В зале пролетел едва слышный, всеобщий выдох — не облегчения, а чистейшего, беспомощного изумления. Челюсти придворных чуть не отвисли. Распорядитель замер с пером в воздухе, его лицо выражало полную неспособность понять услышанное. Он даже инстинктивно переспросил, прошептав:
— Про… прощение, ваше высочество? Наказание… отменяется?
Скарлетт медленно кивнула, один раз, как бы подтверждая невероятный факт.
— Именно так, — её голос приобрёл лёгкий, почти циничный оттенок. — Тратить понапрасну людские ресурсы на столь ничтожный проступок — нерационально. Старик знает своё дело. Пусть возвращается к работе и впредь будет осмотрительнее. Ущерб, — она слегка коснулась взглядом увядших роз, — несоизмерим с потерей обученного садовника. В моих садах каждый умелый пара рук на счету.
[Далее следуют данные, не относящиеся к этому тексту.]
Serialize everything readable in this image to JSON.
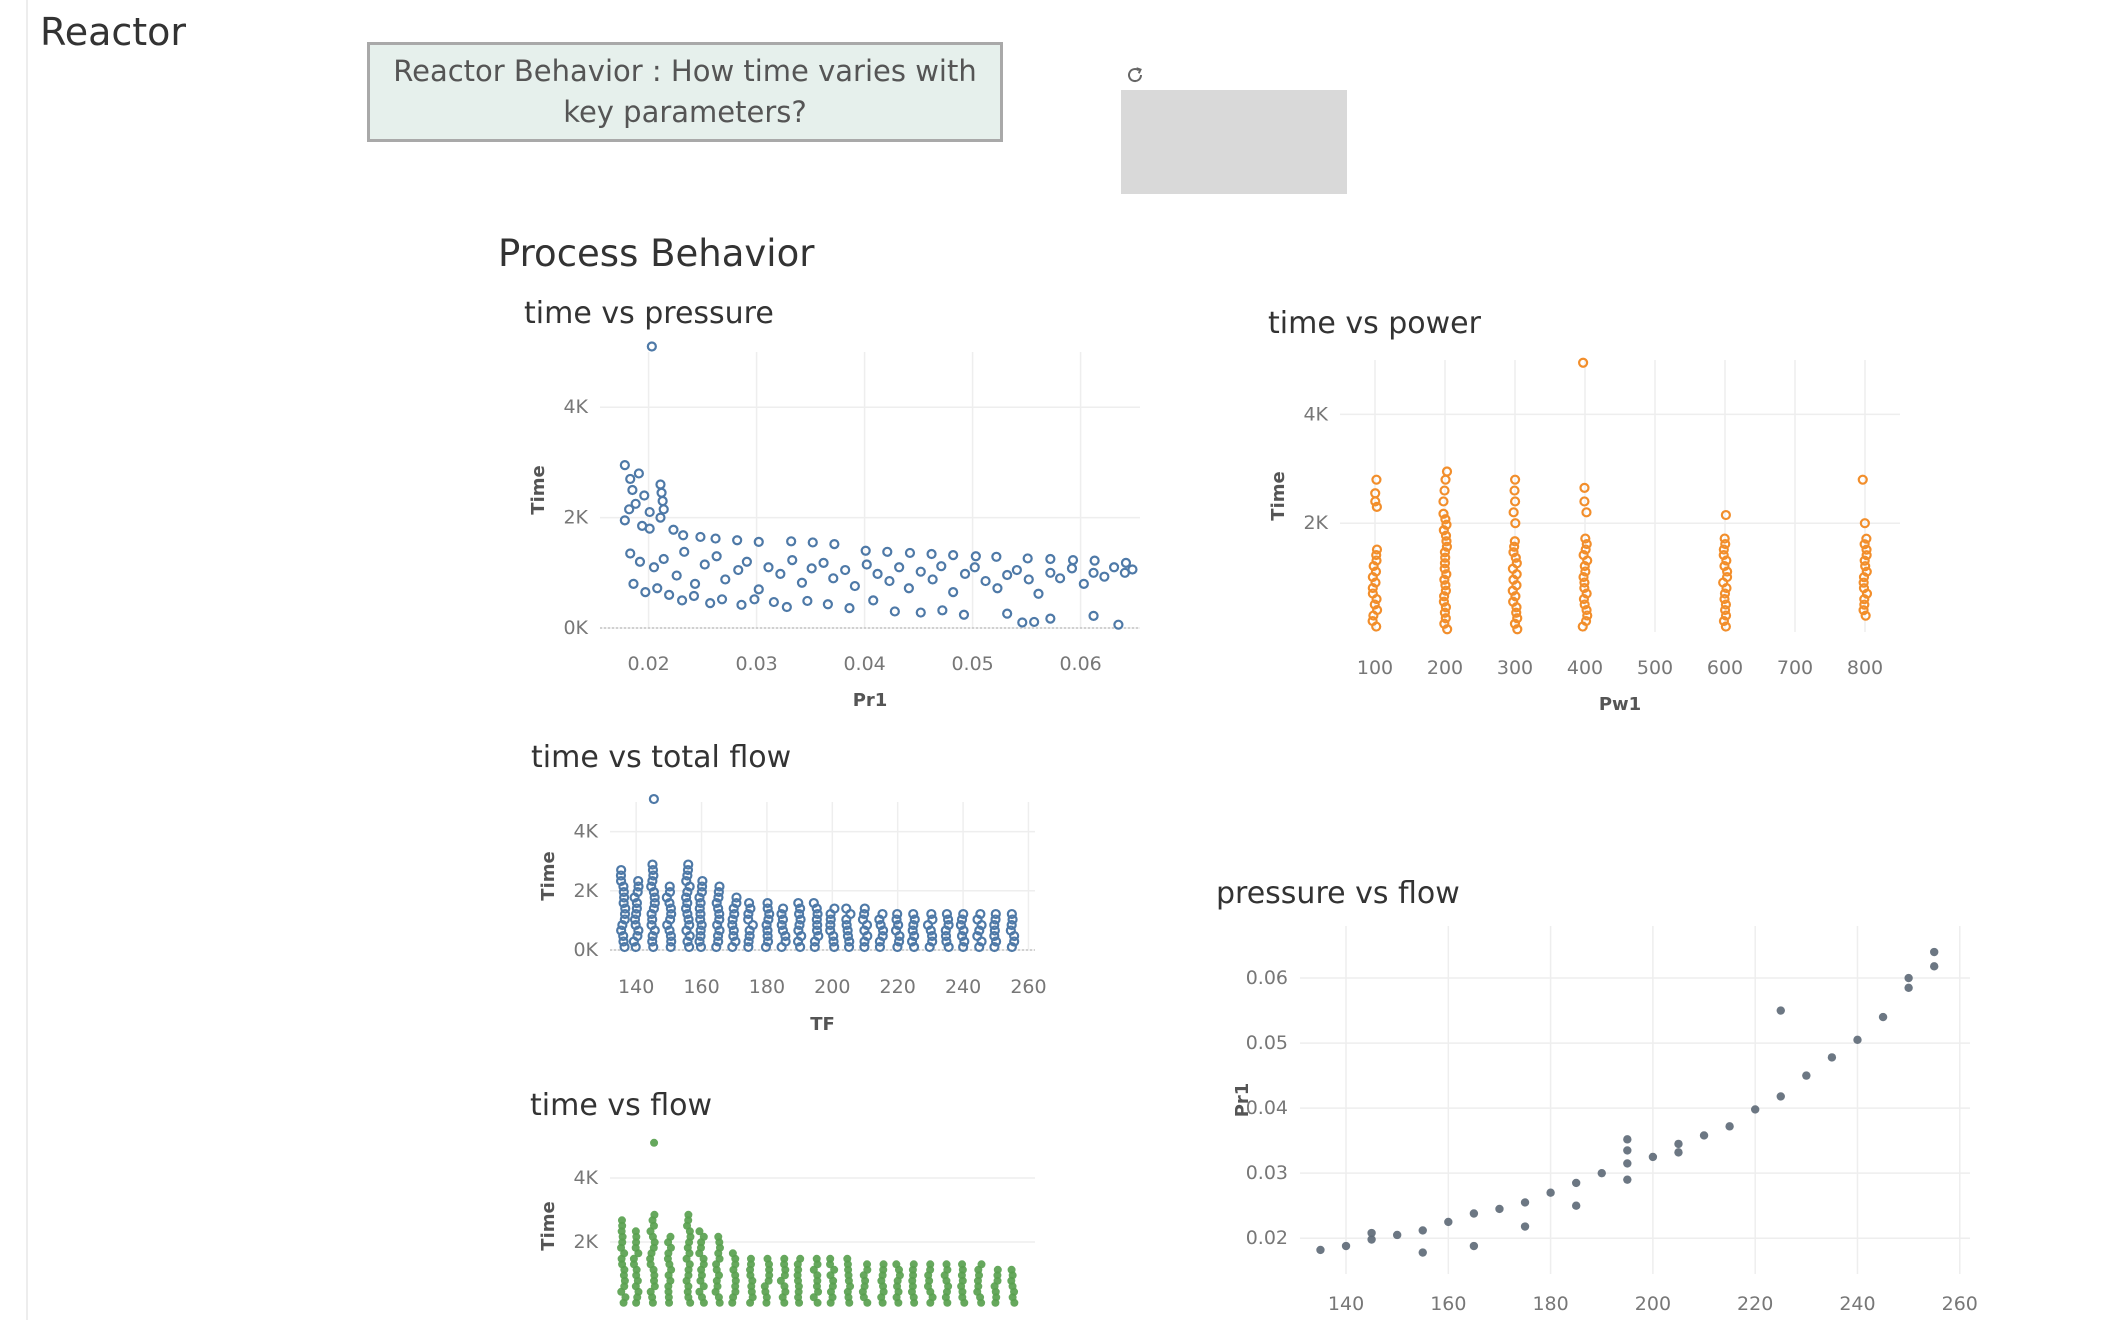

Она произнесла это так, будто обсуждала не жизнь человека, а поломку садовой тележки или неэффективный расход удобрений. В её тоне не было милосердия, не было жалости, не было даже снисхождения. Была лишь холодная, бездушная прагматика. Расчёт. Оценка стоимости. Она отменяла казнь не потому, что пожалела старика, а потому, что посчитала его смерть нерентабельной тратой «ресурса». Это было чудовищно. Это было непостижимо. Это ломало все представления о том, как должна вести себя Принцесса Алых Лепестков.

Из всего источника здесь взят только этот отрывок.